20 janvier 2022

★★★½ | Un Héros (Ghahreman)

Réalisation: Asghar Farhadi | En VOD au Québec le 11 janvier 2022 (Amazon Prime Video)
Les créations d'Asghar Farhadi se suivent et se ressemblent. Les protagonistes pleins de bonne foi se font tous aspirer par les spirales implacables d'un système gangrené, d'une société déshumanisée où les règles sont impossibles à suivre sans se dérober.
Un héros (Grand prix à Cannes en 2021) ne fait pas exception, interrogeant la notion d'héroïsme à une époque complexe et ambiguë où la cupidité et les réseaux sociaux mènent le monde. En prison pour ne pas avoir épongé une dette, Rahim voit l'occasion de se racheter et de laver son nom en rendant une large somme d'or à son propriétaire. Le plan ne se déroule évidemment pas comme prévu…

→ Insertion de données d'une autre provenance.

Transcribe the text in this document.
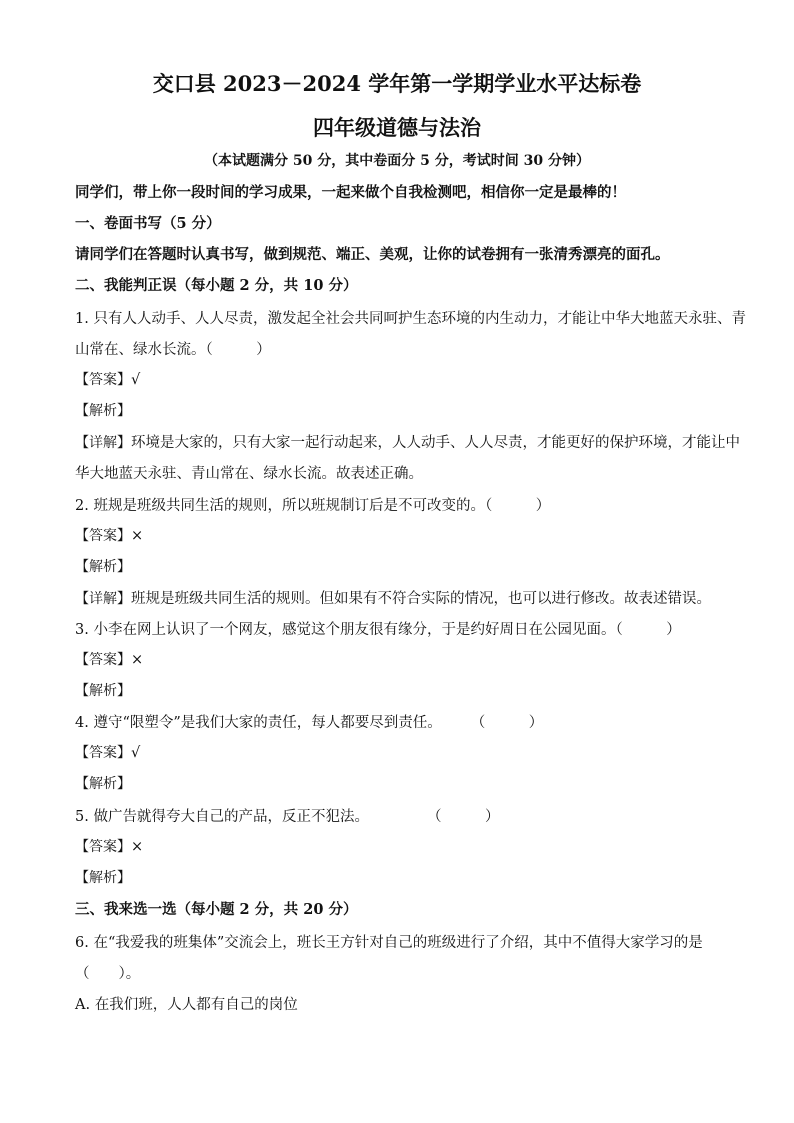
交口县 2023－2024 学年第一学期学业水平达标卷
四年级道德与法治
（本试题满分 50 分，其中卷面分 5 分，考试时间 30 分钟）
同学们，带上你一段时间的学习成果，一起来做个自我检测吧，相信你一定是最棒的！
一、卷面书写（5 分）
请同学们在答题时认真书写，做到规范、端正、美观，让你的试卷拥有一张清秀漂亮的面孔。
二、我能判正误（每小题 2 分，共 10 分）
1. 只有人人动手、人人尽责，激发起全社会共同呵护生态环境的内生动力，才能让中华大地蓝天永驻、青
山常在、绿水长流。（　　　）
【答案】√
【解析】
【详解】环境是大家的，只有大家一起行动起来，人人动手、人人尽责，才能更好的保护环境，才能让中
华大地蓝天永驻、青山常在、绿水长流。故表述正确。
2. 班规是班级共同生活的规则，所以班规制订后是不可改变的。（　　　）
【答案】×
【解析】
【详解】班规是班级共同生活的规则。但如果有不符合实际的情况，也可以进行修改。故表述错误。
3. 小李在网上认识了一个网友，感觉这个朋友很有缘分，于是约好周日在公园见面。（　　　）
【答案】×
【解析】
4. 遵守“限塑令”是我们大家的责任，每人都要尽到责任。　　　（　　　）
【答案】√
【解析】
5. 做广告就得夸大自己的产品，反正不犯法。　　　　　（　　　）
【答案】×
【解析】
三、我来选一选（每小题 2 分，共 20 分）
6. 在“我爱我的班集体”交流会上，班长王方针对自己的班级进行了介绍，其中不值得大家学习的是
（　　）。
A. 在我们班，人人都有自己的岗位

Après son tiède Everybody Knows qui se déroulait en sol étranger, l'homme derrière le magnifique Une séparation retrouve ses repères en retournant chez lui. Construisant à nouveau son récit comme un suspense insoutenable, il propose un le long métrage qui électrocute les fondements d'une nation en troquant la subtilité pour l'efficacité. Le scénario riche de rebondissements fait fi d'invraisemblances tardives pour faire réagir, y arrivant aisément.

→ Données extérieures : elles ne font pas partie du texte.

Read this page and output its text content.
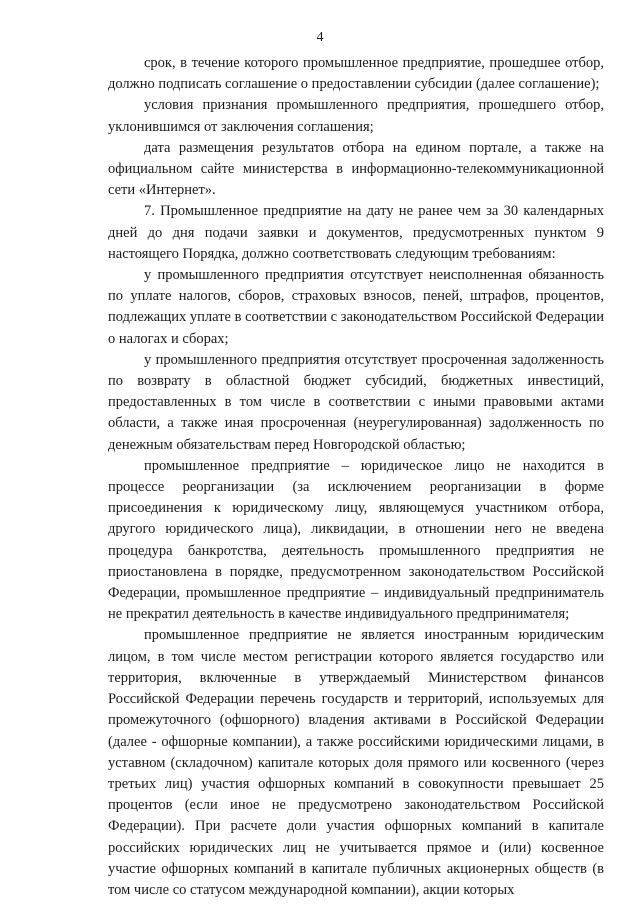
4

срок, в течение которого промышленное предприятие, прошедшее отбор, должно подписать соглашение о предоставлении субсидии (далее соглашение);

условия признания промышленного предприятия, прошедшего отбор, уклонившимся от заключения соглашения;

дата размещения результатов отбора на едином портале, а также на официальном сайте министерства в информационно-телекоммуникационной сети «Интернет».

7. Промышленное предприятие на дату не ранее чем за 30 календарных дней до дня подачи заявки и документов, предусмотренных пунктом 9 настоящего Порядка, должно соответствовать следующим требованиям:

у промышленного предприятия отсутствует неисполненная обязанность по уплате налогов, сборов, страховых взносов, пеней, штрафов, процентов, подлежащих уплате в соответствии с законодательством Российской Федерации о налогах и сборах;

у промышленного предприятия отсутствует просроченная задолженность по возврату в областной бюджет субсидий, бюджетных инвестиций, предоставленных в том числе в соответствии с иными правовыми актами области, а также иная просроченная (неурегулированная) задолженность по денежным обязательствам перед Новгородской областью;

промышленное предприятие – юридическое лицо не находится в процессе реорганизации (за исключением реорганизации в форме присоединения к юридическому лицу, являющемуся участником отбора, другого юридического лица), ликвидации, в отношении него не введена процедура банкротства, деятельность промышленного предприятия не приостановлена в порядке, предусмотренном законодательством Российской Федерации, промышленное предприятие – индивидуальный предприниматель не прекратил деятельность в качестве индивидуального предпринимателя;

промышленное предприятие не является иностранным юридическим лицом, в том числе местом регистрации которого является государство или территория, включенные в утверждаемый Министерством финансов Российской Федерации перечень государств и территорий, используемых для промежуточного (офшорного) владения активами в Российской Федерации (далее - офшорные компании), а также российскими юридическими лицами, в уставном (складочном) капитале которых доля прямого или косвенного (через третьих лиц) участия офшорных компаний в совокупности превышает 25 процентов (если иное не предусмотрено законодательством Российской Федерации). При расчете доли участия офшорных компаний в капитале российских юридических лиц не учитывается прямое и (или) косвенное участие офшорных компаний в капитале публичных акционерных обществ (в том числе со статусом международной компании), акции которых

S'il n'y a rien de véritablement inédit sous le soleil et que son traitement pourrait paraître misanthrope, le créateur de l'oscarisé Le Client se démarque dans sa façon de développer son héros. Tout sourire, l'acteur Amir Jadidi laisse son charme naturel ressortir, finissant par manipuler son entourage comme le cinéaste manipule allègrement le cinéphile, multipliant de fausses joies en lui posant constamment des lapins.
Une certaine humanité transparaît pourtant à l'horizon, prenant la forme de l'honneur bafouée de Rahim et de son humiliation quotidienne. Face aux regards d'un fils bègue, il fera l'impossible pour ne pas boire complétement la tasse et bien paraître à ses yeux. Une moralité presque retrouvée pour une relation qui n'est pas sans rappeler celle, légendaire et universelle, qui s'établissait au cœur même du Voleur de bicyclette de Vittorio De Sica.
Même s'il utilise encore et toujours le même canevas pour transcrire les dédales d'une société qui finit par broyer ses individus, Asghar Farhadi s'affiche au sommet de son art, signant avec Un héros son film le plus réussi depuis Le Passé. À découvrir si possible en doublé avec l'Ours d'Or 2020, Le diable n'existe pas de Mohammed Rasoulof, pour se rappeler que tout ne tourne peut-être pas rond en Iran.